Published online by Cambridge University Press: 14 October 2009
It may well seem totally inappropriate to raise once again the question of the origins of genres in the conclusion of a book which has been dealing with genre all along. Yet, unless one denies the reality of their interrelatedness, the problem of the formation of genres is essentially the same as that of their so-called demise. In each case, of course, the circumstances are different, but the process is no doubt equivalent, for – to take the simplest possible scenario – as one genre loses its prestigious hold on the literary scene, another genre emerges into prominence. For two of the most conventional views of genre the problem never arises: if genres are considered to be permanent archetypal structures, then they lie outside the pale of historical development; if they are examined exclusively as historical events, as has often been the case in studies of the naturalist movement, then their origins are merely dated by some historical occurrence like the Trapp dinner or the ‘Manifeste des Cinq’.

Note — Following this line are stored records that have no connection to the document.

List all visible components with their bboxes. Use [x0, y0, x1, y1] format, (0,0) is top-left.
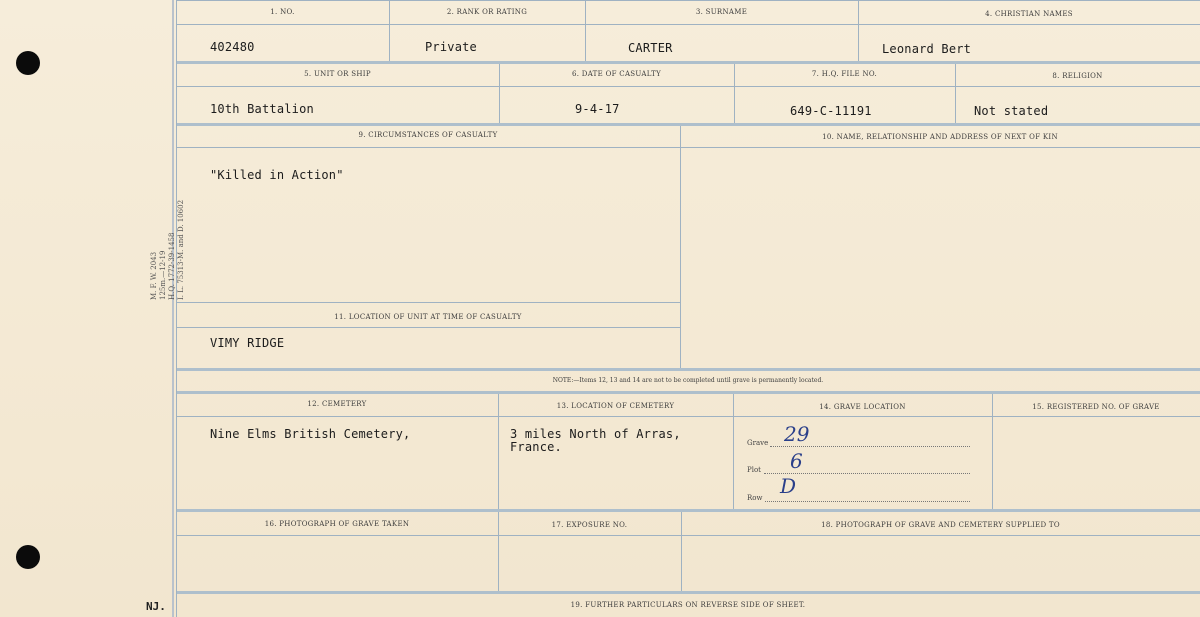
value-unit: 10th Battalion: [210, 102, 314, 116]
value-cemetery-location-line1: 3 miles North of Arras,: [510, 427, 681, 441]
label-cemetery: 12. CEMETERY: [307, 400, 367, 408]
label-circumstances: 9. CIRCUMSTANCES OF CASUALTY: [358, 131, 498, 139]
value-rank: Private: [425, 40, 477, 54]
rule: [498, 394, 499, 509]
form-code-line: M. F. W. 2043: [150, 251, 158, 300]
rule: [176, 86, 1200, 87]
label-exposure-no: 17. EXPOSURE NO.: [551, 521, 628, 529]
rule: [176, 327, 680, 328]
value-plot: 6: [790, 449, 803, 473]
label-next-of-kin: 10. NAME, RELATIONSHIP AND ADDRESS OF NEXT OF KIN: [822, 133, 1058, 141]
margin-line: [172, 0, 174, 617]
rule: [992, 394, 993, 509]
label-christian-names: 4. CHRISTIAN NAMES: [985, 10, 1073, 18]
label-rank: 2. RANK OR RATING: [446, 8, 528, 16]
label-hq-file: 7. H.Q. FILE NO.: [811, 70, 878, 78]
punch-hole-top: [16, 51, 40, 75]
value-no: 402480: [210, 40, 255, 54]
value-christian-names: Leonard Bert: [882, 42, 972, 56]
label-registered-no: 15. REGISTERED NO. OF GRAVE: [1032, 403, 1160, 411]
value-row: D: [780, 474, 797, 498]
value-surname: CARTER: [628, 41, 673, 55]
rule: [176, 535, 1200, 536]
label-photograph-supplied: 18. PHOTOGRAPH OF GRAVE AND CEMETERY SUPPLIED TO: [821, 521, 1060, 529]
label-further-particulars: 19. FURTHER PARTICULARS ON REVERSE SIDE OF SHEET.: [570, 601, 806, 609]
rule: [176, 509, 1200, 512]
value-location-of-unit: VIMY RIDGE: [210, 336, 285, 350]
note-text: NOTE:—Items 12, 13 and 14 are not to be completed until grave is permanently located.: [552, 377, 824, 384]
label-grave-location: 14. GRAVE LOCATION: [819, 403, 906, 411]
rule: [176, 302, 680, 303]
rule: [176, 0, 1200, 1]
punch-hole-bottom: [16, 545, 40, 569]
form-code-line: H.Q. 1772-39-1458: [168, 232, 176, 300]
row-dotline: [765, 501, 970, 502]
corner-mark: NJ.: [146, 600, 166, 613]
value-religion: Not stated: [974, 104, 1049, 118]
value-cemetery-location-line2: France.: [510, 440, 562, 454]
rule: [176, 391, 1200, 394]
label-row: Row: [747, 494, 763, 502]
label-religion: 8. RELIGION: [1052, 72, 1103, 80]
grave-dotline: [770, 446, 970, 447]
rule: [176, 24, 1200, 25]
label-plot: Plot: [747, 466, 761, 474]
label-location-of-unit: 11. LOCATION OF UNIT AT TIME OF CASUALTY: [334, 313, 522, 321]
rule: [176, 147, 1200, 148]
value-circumstances: "Killed in Action": [210, 168, 344, 182]
label-grave: Grave: [747, 439, 769, 447]
label-location-of-cemetery: 13. LOCATION OF CEMETERY: [556, 402, 675, 410]
rule: [176, 61, 1200, 64]
label-surname: 3. SURNAME: [695, 8, 748, 16]
form-code-line: 125m.—12-19: [159, 250, 167, 300]
form-code: [150, 200, 186, 300]
rule: [733, 394, 734, 509]
rule: [176, 368, 1200, 371]
rule: [176, 416, 1200, 417]
value-hq-file: 649-C-11191: [790, 104, 872, 118]
rule: [680, 126, 681, 368]
label-unit: 5. UNIT OR SHIP: [304, 70, 371, 78]
form-code-line: I. L. 75313-M. and D. 10602: [177, 199, 185, 300]
value-grave: 29: [784, 422, 810, 446]
label-date: 6. DATE OF CASUALTY: [571, 70, 662, 78]
rule: [176, 591, 1200, 594]
rule: [176, 123, 1200, 126]
value-cemetery: Nine Elms British Cemetery,: [210, 427, 411, 441]
label-photograph-taken: 16. PHOTOGRAPH OF GRAVE TAKEN: [264, 520, 410, 528]
label-no: 1. NO.: [270, 8, 295, 16]
value-date: 9-4-17: [575, 102, 620, 116]
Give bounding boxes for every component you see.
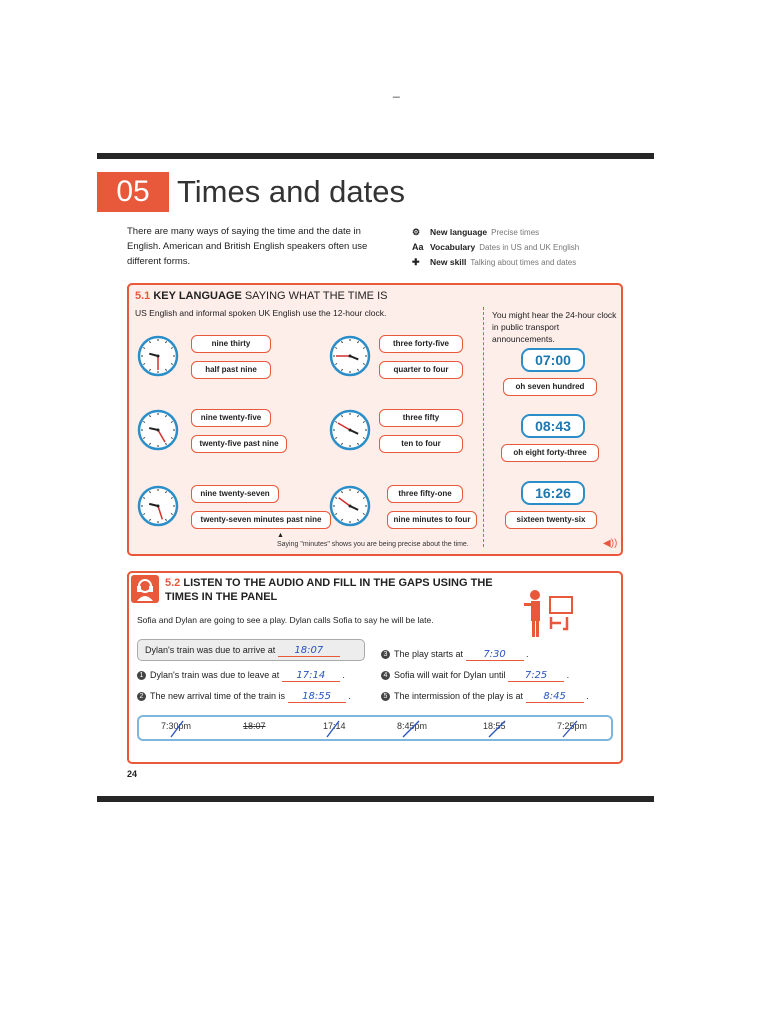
times-panel — [137, 715, 613, 741]
question-item: 2 The new arrival time of the train is 18:55 . — [137, 691, 351, 703]
digital-clock: 08:43 — [521, 414, 585, 438]
answer-gap[interactable]: 18:55 — [288, 691, 346, 703]
answer-gap[interactable]: 7:30 — [466, 649, 524, 661]
gears-icon: ⚙ — [412, 227, 421, 237]
chapter-legend — [412, 225, 652, 270]
time-option[interactable]: 8:45pm — [397, 721, 428, 731]
question-item: 4 Sofia will wait for Dylan until 7:25 . — [381, 670, 569, 682]
us-time-bubble: three forty-five — [379, 335, 463, 353]
clock-icon — [137, 485, 179, 527]
clock-icon — [329, 409, 371, 451]
chapter-title: Times and dates — [177, 174, 406, 209]
question-item: 5 The intermission of the play is at 8:45 . — [381, 691, 589, 703]
panel-subtitle: US English and informal spoken UK English use the 12-hour clock. — [135, 308, 387, 318]
time-option[interactable]: 18:55 — [483, 721, 506, 731]
us-time-bubble: nine twenty-five — [191, 409, 271, 427]
chapter-number: 05 — [97, 172, 169, 212]
clock-icon — [137, 335, 179, 377]
question-item: 1 Dylan's train was due to leave at 17:14 . — [137, 670, 345, 682]
panel-subtitle: Sofia and Dylan are going to see a play. Dylan calls Sofia to say he will be late. — [137, 615, 434, 625]
uk-time-bubble: ten to four — [379, 435, 463, 453]
top-dash: _ — [393, 84, 400, 98]
intro-text: There are many ways of saying the time and the date in English. American and British English speakers often use different forms. — [127, 226, 368, 267]
clock-icon — [329, 335, 371, 377]
book-page — [97, 159, 654, 796]
time-option[interactable]: 7:30pm — [161, 721, 192, 731]
digital-clock: 07:00 — [521, 348, 585, 372]
time-option[interactable]: 17:14 — [323, 721, 346, 731]
panel-divider — [483, 307, 484, 547]
digital-clock: 16:26 — [521, 481, 585, 505]
us-time-bubble: three fifty — [379, 409, 463, 427]
time-option[interactable]: 18:07 — [243, 721, 266, 731]
legend-new-skill: ✚ New skill Talking about times and dates — [412, 255, 652, 270]
clock-icon — [137, 409, 179, 451]
legend-new-language: ⚙ New language Precise times — [412, 225, 652, 240]
spoken-time-bubble: oh seven hundred — [503, 378, 597, 396]
time-option[interactable]: 7:25pm — [557, 721, 588, 731]
listening-panel — [127, 571, 623, 764]
clock-icon — [329, 485, 371, 527]
tick-marks — [139, 717, 611, 739]
aa-icon: Aa — [412, 242, 424, 252]
us-time-bubble: nine twenty-seven — [191, 485, 279, 503]
uk-time-bubble: nine minutes to four — [387, 511, 477, 529]
legend-vocabulary: Aa Vocabulary Dates in US and UK English — [412, 240, 652, 255]
answer-gap[interactable]: 8:45 — [526, 691, 584, 703]
us-time-bubble: nine thirty — [191, 335, 271, 353]
panel-title: 5.1 KEY LANGUAGE SAYING WHAT THE TIME IS — [135, 290, 388, 302]
uk-time-bubble: quarter to four — [379, 361, 463, 379]
spoken-time-bubble: sixteen twenty-six — [505, 511, 597, 529]
minutes-note: ▲ Saying "minutes" shows you are being precise about the time. — [277, 532, 469, 548]
uk-time-bubble: twenty-five past nine — [191, 435, 287, 453]
answer-gap[interactable]: 18:07 — [278, 645, 340, 657]
page-number: 24 — [127, 769, 138, 779]
uk-time-bubble: twenty-seven minutes past nine — [191, 511, 331, 529]
uk-time-bubble: half past nine — [191, 361, 271, 379]
answer-gap[interactable]: 17:14 — [282, 670, 340, 682]
us-time-bubble: three fifty-one — [387, 485, 463, 503]
answer-gap[interactable]: 7:25 — [508, 670, 564, 682]
headphones-icon — [131, 575, 159, 603]
spoken-time-bubble: oh eight forty-three — [501, 444, 599, 462]
question-item: 3 The play starts at 7:30 . — [381, 649, 529, 661]
audio-icon[interactable]: ◀)) — [603, 538, 618, 549]
phone-call-illustration — [521, 587, 581, 639]
key-language-panel — [127, 283, 623, 556]
puzzle-icon: ✚ — [412, 257, 420, 267]
panel-title: 5.2 LISTEN TO THE AUDIO AND FILL IN THE GAPS USING THE TIMES IN THE PANEL — [165, 577, 493, 603]
bottom-rule — [97, 796, 654, 802]
example-item: Dylan's train was due to arrive at 18:07 — [145, 645, 340, 657]
24-hour-note: You might hear the 24-hour clock in public transport announcements. — [492, 310, 617, 344]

The question remains a thorny one. ‘This is not an easy question to handle’, writes Christopher Prendergast. ‘One of the most sophisticated attempts to answer it (Todorov's) comes up with the perhaps somewhat unenlightening conclusion that the origin of genres is genres. There is indeed a chicken-and-egg dimension to the problem.’ Or indeed, if one genre does in fact produce a different genre, how does the chicken produce a duck egg?